For comparison, the same workload on the same machine with --kv-cache-dtype auto (= bf16) at batch=16 would either OOM or produce a much smaller batch under memory pressure. The KV-cache half of the per-token memory cost is gone.

What's interesting

  • Throughput rises on KV-bound workloads. Long-context decode is dominated by KV cache memory; halving it doubles the effective batch size at the same npu_mem. Decode throughput follows.
  • TTFT changes slightly. Prefill attention reads the FP8 KV profile, which has slightly different per-token cost (the attention kernel does dtype-conversion on the fly). Usually a small win on long prefills, neutral on short ones.

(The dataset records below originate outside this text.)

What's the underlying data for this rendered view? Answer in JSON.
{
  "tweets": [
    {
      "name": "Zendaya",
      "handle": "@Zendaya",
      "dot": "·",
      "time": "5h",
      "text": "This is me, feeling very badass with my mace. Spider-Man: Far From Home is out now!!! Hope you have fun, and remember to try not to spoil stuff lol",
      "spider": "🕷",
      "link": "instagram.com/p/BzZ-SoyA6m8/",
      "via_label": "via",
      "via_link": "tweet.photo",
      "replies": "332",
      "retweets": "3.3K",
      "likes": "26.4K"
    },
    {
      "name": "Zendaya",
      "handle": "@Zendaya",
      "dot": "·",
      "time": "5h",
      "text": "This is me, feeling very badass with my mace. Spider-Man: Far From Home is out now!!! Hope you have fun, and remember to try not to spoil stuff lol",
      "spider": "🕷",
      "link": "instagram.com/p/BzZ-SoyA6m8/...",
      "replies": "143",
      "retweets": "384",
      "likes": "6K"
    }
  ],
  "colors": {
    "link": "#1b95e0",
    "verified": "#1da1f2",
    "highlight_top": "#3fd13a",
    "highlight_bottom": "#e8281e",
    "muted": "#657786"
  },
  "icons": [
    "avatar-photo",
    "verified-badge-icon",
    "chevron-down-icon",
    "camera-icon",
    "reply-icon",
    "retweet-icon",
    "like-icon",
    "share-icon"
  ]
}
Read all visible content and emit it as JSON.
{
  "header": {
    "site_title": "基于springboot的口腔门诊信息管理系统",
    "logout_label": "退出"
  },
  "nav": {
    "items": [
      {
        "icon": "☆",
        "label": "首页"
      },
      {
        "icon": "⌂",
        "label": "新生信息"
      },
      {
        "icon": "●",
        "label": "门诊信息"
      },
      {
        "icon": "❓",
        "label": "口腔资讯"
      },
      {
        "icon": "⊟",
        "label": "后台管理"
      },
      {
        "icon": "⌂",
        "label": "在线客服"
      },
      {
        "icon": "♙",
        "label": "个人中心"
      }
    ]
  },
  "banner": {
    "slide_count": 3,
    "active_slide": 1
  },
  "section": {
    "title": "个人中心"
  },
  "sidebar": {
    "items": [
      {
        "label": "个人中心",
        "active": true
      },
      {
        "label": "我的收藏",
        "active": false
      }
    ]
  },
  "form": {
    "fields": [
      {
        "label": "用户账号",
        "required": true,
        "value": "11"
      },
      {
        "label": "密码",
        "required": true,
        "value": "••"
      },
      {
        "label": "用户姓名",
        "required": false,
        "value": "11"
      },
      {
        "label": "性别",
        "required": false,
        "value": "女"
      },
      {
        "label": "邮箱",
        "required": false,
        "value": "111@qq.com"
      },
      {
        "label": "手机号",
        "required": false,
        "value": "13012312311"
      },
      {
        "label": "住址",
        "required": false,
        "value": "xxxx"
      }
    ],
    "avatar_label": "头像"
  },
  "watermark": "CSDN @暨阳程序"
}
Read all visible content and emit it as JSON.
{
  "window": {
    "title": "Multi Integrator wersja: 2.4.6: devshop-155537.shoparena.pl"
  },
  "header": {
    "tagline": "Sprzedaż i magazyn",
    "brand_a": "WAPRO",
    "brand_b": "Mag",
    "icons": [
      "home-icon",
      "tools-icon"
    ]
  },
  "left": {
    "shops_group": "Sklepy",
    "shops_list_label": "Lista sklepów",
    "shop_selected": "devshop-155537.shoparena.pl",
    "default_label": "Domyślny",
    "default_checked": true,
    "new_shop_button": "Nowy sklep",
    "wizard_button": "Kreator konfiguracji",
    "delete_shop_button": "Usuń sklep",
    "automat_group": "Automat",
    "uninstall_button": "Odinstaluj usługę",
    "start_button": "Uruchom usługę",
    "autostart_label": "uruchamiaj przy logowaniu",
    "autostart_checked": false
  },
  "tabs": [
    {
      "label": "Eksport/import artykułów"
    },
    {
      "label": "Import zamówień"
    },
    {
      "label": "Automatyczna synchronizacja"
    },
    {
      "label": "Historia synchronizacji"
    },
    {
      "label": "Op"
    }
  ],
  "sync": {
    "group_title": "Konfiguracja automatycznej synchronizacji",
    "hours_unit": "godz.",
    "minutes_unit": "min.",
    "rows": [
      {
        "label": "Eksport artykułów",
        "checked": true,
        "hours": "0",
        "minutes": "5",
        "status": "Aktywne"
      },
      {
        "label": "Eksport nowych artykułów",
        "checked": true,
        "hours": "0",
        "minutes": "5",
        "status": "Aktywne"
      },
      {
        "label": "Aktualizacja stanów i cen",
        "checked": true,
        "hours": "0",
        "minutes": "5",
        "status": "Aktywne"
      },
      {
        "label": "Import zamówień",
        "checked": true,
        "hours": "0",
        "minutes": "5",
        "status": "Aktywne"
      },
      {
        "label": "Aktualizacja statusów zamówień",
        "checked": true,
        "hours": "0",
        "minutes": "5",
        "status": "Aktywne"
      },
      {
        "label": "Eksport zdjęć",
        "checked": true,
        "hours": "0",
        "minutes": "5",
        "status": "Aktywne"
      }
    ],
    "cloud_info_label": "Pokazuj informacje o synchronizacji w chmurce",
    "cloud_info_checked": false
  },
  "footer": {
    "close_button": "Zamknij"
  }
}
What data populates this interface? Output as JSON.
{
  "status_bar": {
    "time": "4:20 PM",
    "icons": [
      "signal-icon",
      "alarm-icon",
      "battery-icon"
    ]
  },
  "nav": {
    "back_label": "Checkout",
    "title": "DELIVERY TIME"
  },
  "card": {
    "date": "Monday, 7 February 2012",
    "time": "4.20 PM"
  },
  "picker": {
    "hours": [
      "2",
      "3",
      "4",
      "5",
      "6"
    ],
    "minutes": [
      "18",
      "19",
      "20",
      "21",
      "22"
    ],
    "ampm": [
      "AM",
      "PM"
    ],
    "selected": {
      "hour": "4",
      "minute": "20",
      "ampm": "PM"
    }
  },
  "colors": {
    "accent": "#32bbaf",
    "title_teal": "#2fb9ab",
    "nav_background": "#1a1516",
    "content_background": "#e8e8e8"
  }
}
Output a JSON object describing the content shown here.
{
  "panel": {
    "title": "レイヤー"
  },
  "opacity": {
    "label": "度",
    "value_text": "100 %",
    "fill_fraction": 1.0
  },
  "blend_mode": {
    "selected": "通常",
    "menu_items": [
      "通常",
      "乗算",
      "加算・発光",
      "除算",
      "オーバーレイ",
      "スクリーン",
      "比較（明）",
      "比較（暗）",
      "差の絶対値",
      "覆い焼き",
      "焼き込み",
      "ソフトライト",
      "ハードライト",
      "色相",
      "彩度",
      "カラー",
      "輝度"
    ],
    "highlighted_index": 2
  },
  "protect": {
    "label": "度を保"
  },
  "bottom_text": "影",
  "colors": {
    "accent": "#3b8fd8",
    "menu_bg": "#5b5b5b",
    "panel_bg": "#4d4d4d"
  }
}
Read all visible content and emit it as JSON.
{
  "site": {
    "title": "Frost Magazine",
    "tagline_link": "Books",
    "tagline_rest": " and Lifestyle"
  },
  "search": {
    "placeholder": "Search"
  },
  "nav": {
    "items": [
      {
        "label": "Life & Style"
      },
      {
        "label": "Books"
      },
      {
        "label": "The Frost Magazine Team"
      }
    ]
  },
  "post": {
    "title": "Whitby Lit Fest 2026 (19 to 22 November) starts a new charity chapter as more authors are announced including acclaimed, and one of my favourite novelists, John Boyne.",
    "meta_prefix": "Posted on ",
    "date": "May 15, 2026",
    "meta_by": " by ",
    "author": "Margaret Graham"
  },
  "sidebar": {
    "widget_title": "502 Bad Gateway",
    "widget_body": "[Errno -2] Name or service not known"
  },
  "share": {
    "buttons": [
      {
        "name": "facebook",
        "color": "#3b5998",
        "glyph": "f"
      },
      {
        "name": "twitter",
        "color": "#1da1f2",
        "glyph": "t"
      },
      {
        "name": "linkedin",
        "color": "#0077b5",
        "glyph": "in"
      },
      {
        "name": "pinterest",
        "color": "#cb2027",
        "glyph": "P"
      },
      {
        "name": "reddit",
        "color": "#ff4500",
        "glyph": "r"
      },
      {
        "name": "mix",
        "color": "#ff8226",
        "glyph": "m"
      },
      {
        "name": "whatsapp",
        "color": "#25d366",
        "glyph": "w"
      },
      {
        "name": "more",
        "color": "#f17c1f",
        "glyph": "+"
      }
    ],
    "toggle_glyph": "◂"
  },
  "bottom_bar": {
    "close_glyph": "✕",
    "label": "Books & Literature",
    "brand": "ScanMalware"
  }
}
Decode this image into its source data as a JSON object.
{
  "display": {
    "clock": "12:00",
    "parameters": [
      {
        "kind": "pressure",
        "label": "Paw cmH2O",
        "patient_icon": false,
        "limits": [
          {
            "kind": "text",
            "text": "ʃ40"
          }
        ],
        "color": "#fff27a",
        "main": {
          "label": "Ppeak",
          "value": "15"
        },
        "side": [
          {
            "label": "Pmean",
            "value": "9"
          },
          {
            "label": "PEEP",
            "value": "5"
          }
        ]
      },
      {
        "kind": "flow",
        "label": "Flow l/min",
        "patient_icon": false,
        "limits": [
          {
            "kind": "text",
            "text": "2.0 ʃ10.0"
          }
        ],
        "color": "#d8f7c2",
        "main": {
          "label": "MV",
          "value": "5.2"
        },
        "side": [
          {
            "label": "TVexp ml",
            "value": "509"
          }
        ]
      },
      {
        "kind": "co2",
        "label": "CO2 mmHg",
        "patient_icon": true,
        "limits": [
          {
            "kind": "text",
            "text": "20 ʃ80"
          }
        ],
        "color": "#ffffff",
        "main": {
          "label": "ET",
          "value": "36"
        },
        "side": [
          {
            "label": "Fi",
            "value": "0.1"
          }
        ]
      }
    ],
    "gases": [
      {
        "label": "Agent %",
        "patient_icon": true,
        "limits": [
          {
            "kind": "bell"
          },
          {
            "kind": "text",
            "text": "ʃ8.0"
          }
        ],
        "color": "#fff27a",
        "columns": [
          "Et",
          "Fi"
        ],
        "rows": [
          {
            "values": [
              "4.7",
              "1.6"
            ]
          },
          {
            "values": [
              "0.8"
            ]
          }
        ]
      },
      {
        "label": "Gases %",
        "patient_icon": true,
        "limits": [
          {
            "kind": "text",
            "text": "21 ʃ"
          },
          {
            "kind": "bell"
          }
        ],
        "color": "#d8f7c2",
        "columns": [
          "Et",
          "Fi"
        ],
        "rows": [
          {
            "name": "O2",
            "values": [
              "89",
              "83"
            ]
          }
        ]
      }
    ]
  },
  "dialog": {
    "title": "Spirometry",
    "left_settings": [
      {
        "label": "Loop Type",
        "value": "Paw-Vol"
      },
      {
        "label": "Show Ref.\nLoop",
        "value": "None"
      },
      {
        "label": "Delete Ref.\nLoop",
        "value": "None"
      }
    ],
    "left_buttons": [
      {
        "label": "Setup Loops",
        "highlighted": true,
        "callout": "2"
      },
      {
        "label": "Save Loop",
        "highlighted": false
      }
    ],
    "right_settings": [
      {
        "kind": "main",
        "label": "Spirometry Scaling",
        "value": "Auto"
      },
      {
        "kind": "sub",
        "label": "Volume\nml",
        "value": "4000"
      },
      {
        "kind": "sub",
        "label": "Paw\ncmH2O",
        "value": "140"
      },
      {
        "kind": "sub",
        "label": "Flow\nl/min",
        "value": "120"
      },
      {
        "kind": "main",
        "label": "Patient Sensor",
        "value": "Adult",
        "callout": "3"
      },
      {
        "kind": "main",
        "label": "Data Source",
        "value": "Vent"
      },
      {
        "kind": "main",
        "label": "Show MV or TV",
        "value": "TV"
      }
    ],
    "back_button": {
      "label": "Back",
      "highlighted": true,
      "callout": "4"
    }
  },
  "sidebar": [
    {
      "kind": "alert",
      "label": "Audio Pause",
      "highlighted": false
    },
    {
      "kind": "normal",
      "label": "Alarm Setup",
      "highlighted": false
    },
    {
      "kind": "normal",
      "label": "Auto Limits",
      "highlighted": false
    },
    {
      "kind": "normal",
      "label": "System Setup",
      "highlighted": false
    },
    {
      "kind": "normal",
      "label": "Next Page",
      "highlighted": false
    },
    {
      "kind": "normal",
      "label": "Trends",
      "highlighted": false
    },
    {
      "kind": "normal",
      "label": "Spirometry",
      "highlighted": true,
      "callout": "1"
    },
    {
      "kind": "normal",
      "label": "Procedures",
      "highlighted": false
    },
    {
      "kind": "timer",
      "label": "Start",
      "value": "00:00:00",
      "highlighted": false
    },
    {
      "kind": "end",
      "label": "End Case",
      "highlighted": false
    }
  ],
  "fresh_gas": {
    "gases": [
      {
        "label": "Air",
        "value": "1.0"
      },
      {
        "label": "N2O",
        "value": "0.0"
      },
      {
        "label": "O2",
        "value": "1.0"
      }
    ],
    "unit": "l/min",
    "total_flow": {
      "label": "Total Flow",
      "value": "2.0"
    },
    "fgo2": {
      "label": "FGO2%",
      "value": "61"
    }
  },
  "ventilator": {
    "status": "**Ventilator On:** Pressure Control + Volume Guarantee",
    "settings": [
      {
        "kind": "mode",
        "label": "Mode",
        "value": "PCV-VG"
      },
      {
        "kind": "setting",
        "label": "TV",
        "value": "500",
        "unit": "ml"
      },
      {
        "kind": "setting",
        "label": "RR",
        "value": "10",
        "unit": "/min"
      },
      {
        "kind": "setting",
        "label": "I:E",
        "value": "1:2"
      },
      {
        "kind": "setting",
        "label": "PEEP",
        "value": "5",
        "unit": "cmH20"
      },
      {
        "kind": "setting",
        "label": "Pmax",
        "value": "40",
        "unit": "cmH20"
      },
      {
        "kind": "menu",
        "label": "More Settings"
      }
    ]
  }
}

  • No accuracy claim from the simulator. Like every other knob, --kv-cache-dtype fp8 is a latency / memory knob, not a numerical-accuracy knob. The simulator doesn't validate vs. real vLLM that FP8 KV produces the right outputs; that's vLLM's problem. The simulator just charges the right bytes and latencies.
  • Prefix caching: orthogonal, often combined. Halving KV per token plus reusing prefix blocks compounds the memory savings.
  • CXL memory: another way to attack memory pressure, by spilling to a second tier instead of compressing in place.